O mercado de bebidas adaptógenas tem se expandido rapidamente, oferecendo uma alternativa ao consumo de álcool para aqueles que buscam relaxar sem os efeitos colaterais das bebidas alcoólicas. Essas bebidas, que combinam ervas, raízes e fungos, prometem benefícios como redução do estresse, aumento da energia e melhora do foco. Com um crescimento projetado de US$ 1,6 bilhão em 2023 para US$ 2,7 bilhões até 2030, segundo a consultoria Grand View Research, o setor tem atraído a atenção de consumidores e investidores.
Esse crescimento reflete uma mudança significativa no comportamento da população. No Brasil, a taxa de abstinência aumentou de 55% em 2023 para 64% em 2025, conforme o Panorama 2025 do Centro de Informações sobre Saúde e Álcool (Cisa). Além disso, um estudo da Universidade Federal de São Paulo (Unifesp) revelou que a proporção de brasileiros que consomem álcool caiu de 47,7% em 2012 para 42,5% em 2023, especialmente entre jovens adultos. Isso indica que mais pessoas estão buscando alternativas que permitam socializar sem o consumo de bebidas alcoólicas.
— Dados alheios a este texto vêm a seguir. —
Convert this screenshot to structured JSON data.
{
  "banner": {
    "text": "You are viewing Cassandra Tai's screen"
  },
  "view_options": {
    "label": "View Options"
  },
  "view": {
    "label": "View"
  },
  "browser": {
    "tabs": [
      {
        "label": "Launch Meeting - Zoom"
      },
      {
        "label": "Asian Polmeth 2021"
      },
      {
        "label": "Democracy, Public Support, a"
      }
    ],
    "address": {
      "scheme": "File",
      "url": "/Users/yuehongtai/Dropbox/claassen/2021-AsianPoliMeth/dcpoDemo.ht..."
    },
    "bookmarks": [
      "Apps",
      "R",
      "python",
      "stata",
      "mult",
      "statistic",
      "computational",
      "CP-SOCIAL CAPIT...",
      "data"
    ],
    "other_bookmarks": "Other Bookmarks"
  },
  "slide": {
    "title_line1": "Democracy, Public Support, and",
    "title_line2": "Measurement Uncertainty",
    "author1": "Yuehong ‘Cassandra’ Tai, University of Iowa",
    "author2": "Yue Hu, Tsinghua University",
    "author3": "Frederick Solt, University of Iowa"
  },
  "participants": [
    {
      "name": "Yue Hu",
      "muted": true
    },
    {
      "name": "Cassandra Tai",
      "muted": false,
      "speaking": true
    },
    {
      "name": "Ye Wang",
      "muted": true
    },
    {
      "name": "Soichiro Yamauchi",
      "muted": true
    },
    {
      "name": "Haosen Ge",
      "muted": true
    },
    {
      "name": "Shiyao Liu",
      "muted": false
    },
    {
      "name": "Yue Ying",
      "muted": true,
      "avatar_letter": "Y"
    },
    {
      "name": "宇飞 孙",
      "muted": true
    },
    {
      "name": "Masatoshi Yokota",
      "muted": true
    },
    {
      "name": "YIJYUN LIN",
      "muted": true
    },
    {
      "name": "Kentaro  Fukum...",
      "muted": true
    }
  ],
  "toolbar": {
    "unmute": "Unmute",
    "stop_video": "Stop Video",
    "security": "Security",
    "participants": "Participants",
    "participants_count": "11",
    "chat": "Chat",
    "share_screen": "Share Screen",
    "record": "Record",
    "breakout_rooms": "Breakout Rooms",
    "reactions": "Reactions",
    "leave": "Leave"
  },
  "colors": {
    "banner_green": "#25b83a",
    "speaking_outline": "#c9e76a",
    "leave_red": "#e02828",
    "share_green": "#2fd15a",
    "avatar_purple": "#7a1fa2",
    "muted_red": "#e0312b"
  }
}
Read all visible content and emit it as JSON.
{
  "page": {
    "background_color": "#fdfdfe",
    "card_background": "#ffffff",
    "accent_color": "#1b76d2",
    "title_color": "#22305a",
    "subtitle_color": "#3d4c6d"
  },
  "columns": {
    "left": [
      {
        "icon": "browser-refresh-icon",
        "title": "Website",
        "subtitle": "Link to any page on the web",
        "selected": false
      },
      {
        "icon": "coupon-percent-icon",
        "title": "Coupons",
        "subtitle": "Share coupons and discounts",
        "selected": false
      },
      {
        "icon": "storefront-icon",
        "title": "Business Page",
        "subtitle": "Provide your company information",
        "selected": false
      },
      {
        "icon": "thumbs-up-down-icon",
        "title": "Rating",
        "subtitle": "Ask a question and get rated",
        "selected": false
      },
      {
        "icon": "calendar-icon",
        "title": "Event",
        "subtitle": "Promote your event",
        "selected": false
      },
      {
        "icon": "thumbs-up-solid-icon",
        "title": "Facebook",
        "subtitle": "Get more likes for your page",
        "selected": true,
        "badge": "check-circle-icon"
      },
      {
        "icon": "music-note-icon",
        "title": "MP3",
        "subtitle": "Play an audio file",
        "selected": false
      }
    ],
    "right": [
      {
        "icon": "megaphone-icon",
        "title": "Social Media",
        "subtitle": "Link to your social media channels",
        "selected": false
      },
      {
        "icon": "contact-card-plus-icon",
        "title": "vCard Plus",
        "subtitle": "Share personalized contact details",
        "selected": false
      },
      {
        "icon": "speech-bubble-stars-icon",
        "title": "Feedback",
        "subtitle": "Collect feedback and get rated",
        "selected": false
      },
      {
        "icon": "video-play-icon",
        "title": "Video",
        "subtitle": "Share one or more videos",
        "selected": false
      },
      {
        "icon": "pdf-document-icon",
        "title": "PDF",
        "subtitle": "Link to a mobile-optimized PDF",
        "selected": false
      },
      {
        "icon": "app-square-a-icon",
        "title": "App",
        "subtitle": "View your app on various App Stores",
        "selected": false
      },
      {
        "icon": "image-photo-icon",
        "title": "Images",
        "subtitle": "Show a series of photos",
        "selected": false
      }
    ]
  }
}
A ciência além da promessa
O conceito de adaptógeno foi introduzido em 1947 pelo cientista soviético Nikolai Lazarev, que investigava substâncias que aumentam a resistência do organismo ao estresse. Ingredientes como ginseng e ashwagandha foram agrupados sob essa categoria ao longo dos anos. No entanto, a inovação não está nos ingredientes, mas na maneira como são comercializados.
Bebidas como chás e kombuchas já utilizavam esses compostos muito antes do surgimento das bebidas adaptógenas. Um exemplo é a Slow Cow, que em 2008 lançou um “anti-energético” com L-teanina. Apesar de sua tentativa de entrar no mercado brasileiro, a marca não obteve sucesso. Atualmente, a Lucia se destaca com uma bebida sem álcool que combina ingredientes como cupuaçu e valeriana, almejando um faturamento de R$ 10 milhões em um ano.
Uma relativização necessária
O pesquisador Bruno Gualano, presidente do Centro de Medicina do Estilo de Vida da Faculdade de Medicina da USP (FMUSP), alerta que não há evidências suficientes sobre a eficácia e segurança das bebidas adaptógenas. Embora alguns ingredientes tenham respaldo científico, a combinação deles pode gerar respostas diferentes do que se observa em estudos isolados. Comparar os efeitos dessas bebidas com os do álcool é, portanto, problemático.
O estresse que cabe no rótulo
O estresse é a palavra-chave na promoção dessas bebidas. No entanto, é essencial esclarecer que existem diferentes tipos de estresse: mental, físico e biológico. Gualano destaca que a confusão aumenta quando o hormônio cortisol entra em cena, frequentemente visto como um vilão. O exercício físico, por exemplo, eleva temporariamente os níveis de cortisol, mas é benéfico a longo prazo.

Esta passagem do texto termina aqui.